In article <5742@lynx.UUCP> m5@lynx.UUCP (Mike McNally) writes:

| I think that the x86 (x>0) series locks the bus on all XCHG instructions.
| The original chips required a LOCK prefix.  I don't know whether or not
| the LOCK is honored with other read/write instructions.

  Specified to lock the bus until the next instruction is complete. This
is a reasonable way to allow multiple processors to use any appropriate
interlock. I don't really like the ADDC for flag testing, since some
logic paths may require a loop until free (for short term resources) and
something could overflow.

  Why was this posted to wizards instead of arch????
	bill davidsen		(davidsen@crdos1.crd.GE.COM)
  {uunet | philabs}!crdgw1!crdos1!davidsen
"Stupidity, like virtue, is its own reward" -me

gwyn@smoke.BRL.MIL (Doug Gwyn) (07/22/89)

In article <577@lakart.UUCP> dg@lakart.UUCP (David Goodenough) writes:
>So the bottom line is all you need is the ability to capture the state
>of a bit, and set it no matter what, all in one atomic instruction.

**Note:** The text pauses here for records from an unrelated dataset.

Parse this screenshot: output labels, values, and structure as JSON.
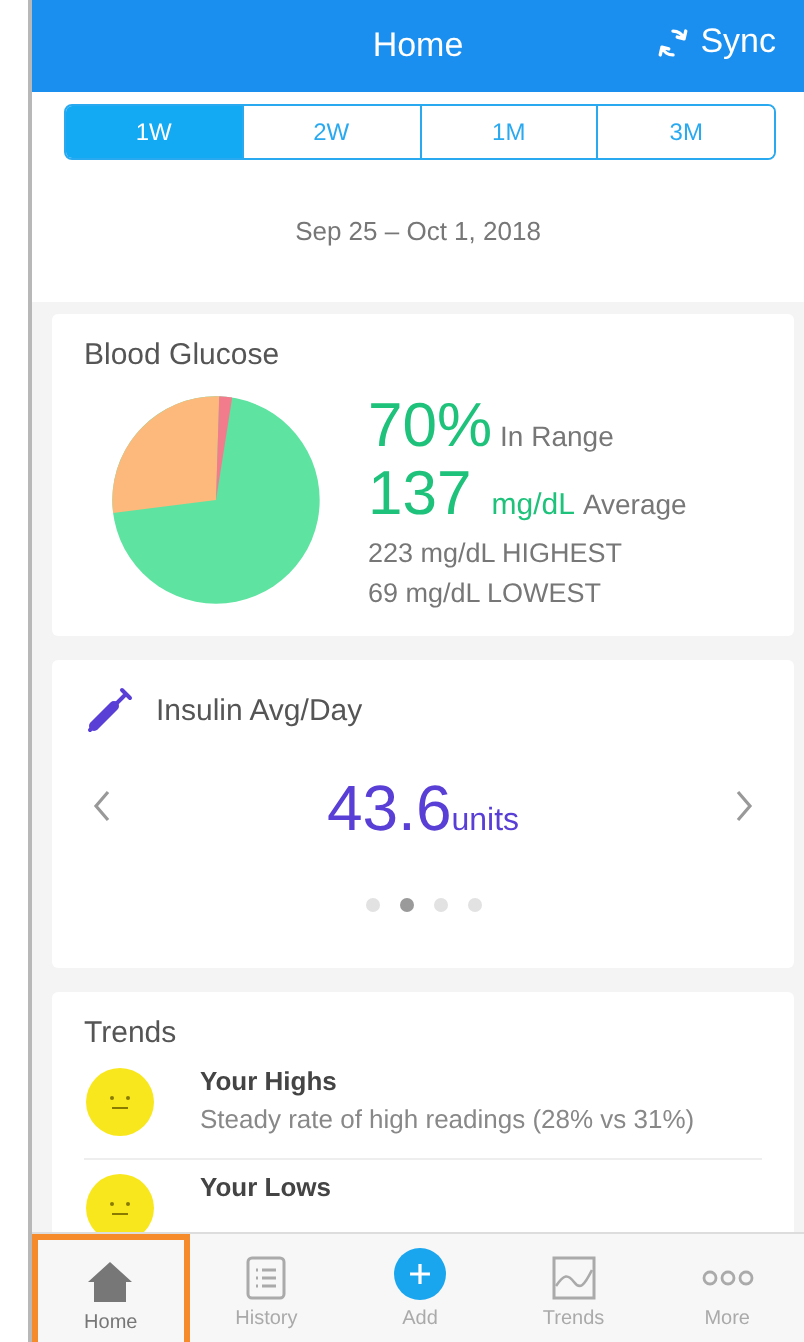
{
  "header": {
    "title": "Home",
    "sync": "Sync"
  },
  "ranges": [
    {
      "label": "1W",
      "selected": true
    },
    {
      "label": "2W",
      "selected": false
    },
    {
      "label": "1M",
      "selected": false
    },
    {
      "label": "3M",
      "selected": false
    }
  ],
  "date_range": "Sep 25 – Oct 1, 2018",
  "glucose": {
    "title": "Blood Glucose",
    "in_range": "70%",
    "in_range_label": "In Range",
    "average": "137",
    "unit": "mg/dL",
    "average_label": "Average",
    "highest": "223 mg/dL HIGHEST",
    "lowest": "69 mg/dL LOWEST"
  },
  "insulin": {
    "title": "Insulin Avg/Day",
    "value": "43.6",
    "unit": "units",
    "dots": [
      {
        "selected": false
      },
      {
        "selected": true
      },
      {
        "selected": false
      },
      {
        "selected": false
      }
    ]
  },
  "trends": {
    "title": "Trends",
    "items": [
      {
        "title": "Your Highs",
        "text": "Steady rate of high readings (28% vs 31%)"
      },
      {
        "title": "Your Lows"
      }
    ]
  },
  "tab_bar": [
    {
      "label": "Home",
      "selected": true,
      "highlighted": true
    },
    {
      "label": "History",
      "selected": false,
      "highlighted": false
    },
    {
      "label": "Add",
      "selected": false,
      "highlighted": false
    },
    {
      "label": "Trends",
      "selected": false,
      "highlighted": false
    },
    {
      "label": "More",
      "selected": false,
      "highlighted": false
    }
  ]
}
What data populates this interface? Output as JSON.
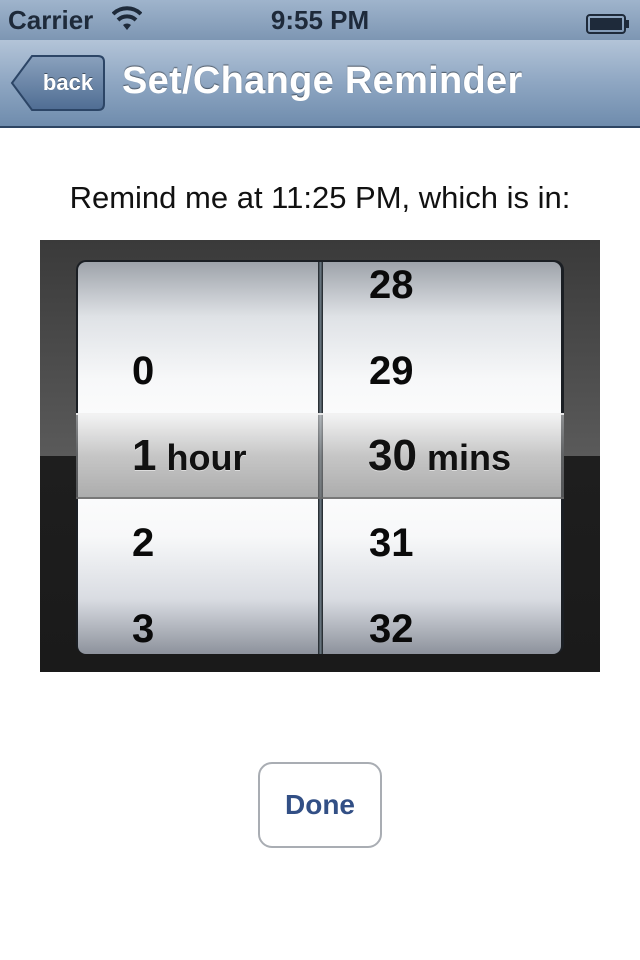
{
  "status_bar": {
    "carrier": "Carrier",
    "time": "9:55 PM",
    "wifi_icon": "wifi-icon",
    "battery_icon": "battery-icon"
  },
  "nav_bar": {
    "back_label": "back",
    "title": "Set/Change Reminder"
  },
  "reminder_text": "Remind me at 11:25 PM, which is in:",
  "picker": {
    "hours": {
      "options": [
        "",
        "0",
        "1",
        "2",
        "3"
      ],
      "selected_value": "1",
      "selected_unit": "hour"
    },
    "minutes": {
      "options": [
        "28",
        "29",
        "30",
        "31",
        "32"
      ],
      "selected_value": "30",
      "selected_unit": "mins"
    }
  },
  "done_label": "Done",
  "colors": {
    "nav_bar": "#8ea6c2",
    "done_text": "#324f85"
  }
}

The key is that it be atomic; not all "add with carry" instructions are.
On the PDP-11, we used to use something like TST and INCB as the two
semaphore basic instructions; it was tricky due to the bus supporting
both byte and word transfers.

When generalizing to multiprocessor architectures, many designers seem
to have found "test and set" more suitable for the purposes of basic
synchronization than an arithmetic operation would be.

jmm@ecijmm.UUCP (John Macdonald) (07/22/89)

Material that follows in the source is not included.